À l’approche des municipales de 2026, Orry-la-Ville fait partie des 68% des communes françaises à ne compter qu’une seule liste. Le maire sortant, Nathanaël Rosenfeld, se représente sans adversaire. Une situation qu’il juge « dommage », mais qui montre, selon lui, une crise plus large de l’engagement local.
J’aurais préféré avoir un adversaire
Élu pour la première fois en 2020, Nathanaël Rosenfeld n’a pas été surpris par l’absence de liste concurrente. « Je pense que, dans l’ensemble, les gens sont plutôt satisfaits de ce qui est fait », déclare-t-il. Selon lui, l’insatisfaction est souvent un moteur puissant d’engagement : « la dernière fois je me suis présenté parce que j’étais très mécontent. » Il évoque aussi « une crise des vocations » et un individualisme de plus en plus marqué. Constituer une équipe reste difficile car cela demande du temps, mais la question de la parité dans les listes, élargie en 2026 à tous les villages de France, n’a posé aucun problème à Orry-la Ville. Le candidat ne se réjouit pas pour autant de la situation : « J’aurais préféré avoir un adversaire et qu’on s’affronte, projet contre projet » déplore-t-il. Sans concurrence, la participation diminue, car jugée inutile. « Un vote, c’est toujours une manière de valider ou de sanctionner un bilan. » Il explique ressentir une forme de frustration à l’idée de ne pas obtenir un véritable « bilan » de son premier mandat dans les urnes.

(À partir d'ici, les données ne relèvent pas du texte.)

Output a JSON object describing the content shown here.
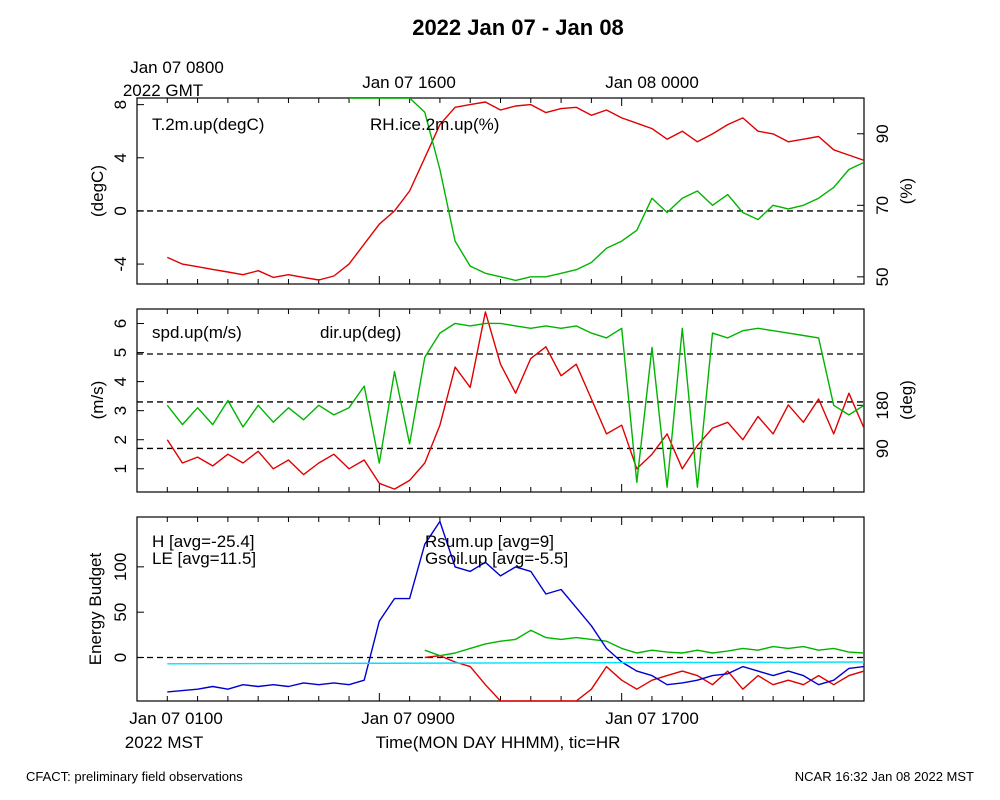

Un seul candidat pour satisfaire les votants
Du côté des habitants, les avis divergent vis-à-vis de la situation. Sur les réseaux sociaux du village, certains expriment leur mécontentement et déplorent le manque de débat démocratique. D’autres sont comme
Florence Bastard-Rosset qui explique avoir plutôt été surprise par la nouvelle. Elle y voit néanmoins « un signe de stabilité ». Selon elle, l’absence d’opposition vient davantage d’un manque de volontaires que d’un malaise politique. Pour un autre habitant, Arjun Patel, les petites communes n’ont souvent pas le même enjeu politique que les grandes villes. Une liste unique, sans parti précis, peut donc « assurer une forme de continuité. » Mais il pointe aussi du doigt la contrainte pour le maire d’être constamment disponible, exposé aux critiques et aux potentielles difficultés financières. Cependant, même les votants peu dérangés par la situation reconnaissent que l’enjeu du vote est réduit. « Il n’y a pas de choix à faire » admet Juliette Lafont, pour qui il s’agit de la première élection municipale. Elle ajoute que pour cette raison, elle ne se penchera « qu’au dernier moment » sur le programme de l’unique candidat.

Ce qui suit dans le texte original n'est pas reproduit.